Pero, queriendo darles a los niños la libertad que deseamos que tengan, ¿no les estamos pidiendo una seguridad y una autoestima que pocos adultos exhiben? ¿Hasta qué punto los adultos que dan esos sabios consejos a las criaturas se los aplican a sí mismos? ¿A cuántos hombres tienen cerca que no tengan una expresión de género normativa?
En muchas casas los niños pueden ponerse faldas porque tienen hermanas, no porque sea una prenda que se les ofrece a ellos. O sea, se las “permitimos” si muestran interés, pero no son la primera opción. Y en algunos casos es algo que se permite dentro de casa, pero no fuera. Por miedo a la violencia que podrían sufrir, o porque nos remueve algo muy adentro, les hacemos saber que los chicos no llevan falda en la calle, “aunque no tiene nada de malo que te la pongas en casa”, añadimos. Pero, si no tiene nada de malo, ¿por qué no usarla en la calle? Y ¿por qué nunca la llevan papá o el abuelo?
El discurso a favor de una expresión de género más libre debe ir acompañado de ejemplo. Como en todo, se educa más con lo que se hace que con lo que se dice. Decir a las criaturas que pueden vestirse como quieran mientras los adultos seguimos todas las normas de lo que es socialmente aceptable es hacer trampa: es pedirles que creen el espacio de la libertad que nos gustaría que existiera, pero sin exponernos nosotros a transgredir las normas.
Si de verdad queremos que se expresen libremente, hay que ofrecerles opciones posibles no solo como pioneros, sino también como seguidores.
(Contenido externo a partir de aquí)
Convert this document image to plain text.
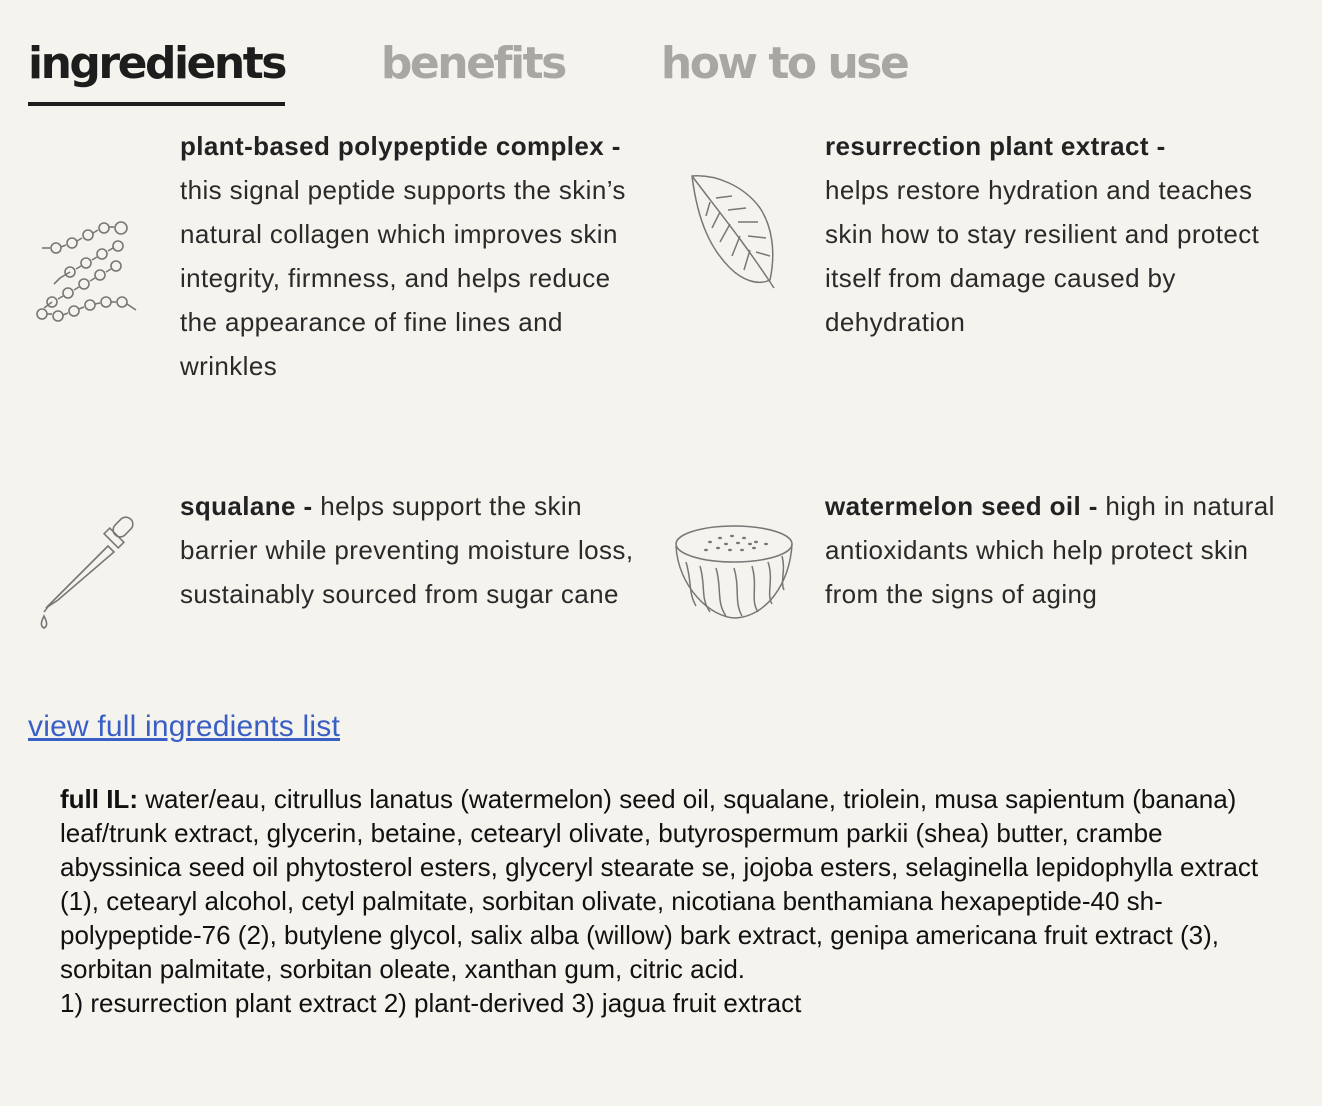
ingredients benefits how to use
plant-based polypeptide complex - this signal peptide supports the skin’s natural collagen which improves skin integrity, firmness, and helps reduce the appearance of fine lines and wrinkles
resurrection plant extract -
helps restore hydration and teaches skin how to stay resilient and protect itself from damage caused by dehydration
squalane - helps support the skin barrier while preventing moisture loss, sustainably sourced from sugar cane
watermelon seed oil - high in natural antioxidants which help protect skin from the signs of aging
view full ingredients list
full IL: water/eau, citrullus lanatus (watermelon) seed oil, squalane, triolein, musa sapientum (banana) leaf/trunk extract, glycerin, betaine, cetearyl olivate, butyrospermum parkii (shea) butter, crambe abyssinica seed oil phytosterol esters, glyceryl stearate se, jojoba esters, selaginella lepidophylla extract (1), cetearyl alcohol, cetyl palmitate, sorbitan olivate, nicotiana benthamiana hexapeptide-40 sh-polypeptide-76 (2), butylene glycol, salix alba (willow) bark extract, genipa americana fruit extract (3), sorbitan palmitate, sorbitan oleate, xanthan gum, citric acid.
1) resurrection plant extract 2) plant-derived 3) jagua fruit extract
Si a papá no le gusta el rosa, lleva el pelo corto, nunca se pinta las uñas y no se pondría una falda más que por carnaval, ¿qué otros modelos puedo enseñarle a mi hijo? ¿Qué hombres tengo cerca que no vayan vestidos con el uniforme de lo considerado masculino? ¿Qué estrellas de cine? ¿Qué futbolistas?
Mientras todos los adultos que tienen como referentes (en su vida diaria o en las pantallas) sean normativos, pedirles a los niños que conserven la curiosidad por experimentar más allá de sus primeros años es poco realista. Aprenden pronto que vestidos de azul reciben menos insultos, menos miradas de desaprobación, menos comentarios jocosos. Ellos sucumben y el mundo continua estrecho, binario, dividido.
Me gusta imaginar un presente (porque vete tú a saber si va a existir futuro) donde, en el parque, se vea de todo. El padre de María con falda, la madre de Ilham compartiendo laca de uñas con el tío de Paquito. El abuelo de los gemelos con diadema de mariposas, y el jardinero que poda los setos con sombra de ojos turquesa. Porque, para que todos los niños puedan vestirse como quieran, antes tiene que llegar el día en que algunos padres se pongan falda de vez en cuando. Y anda que no sería bonito.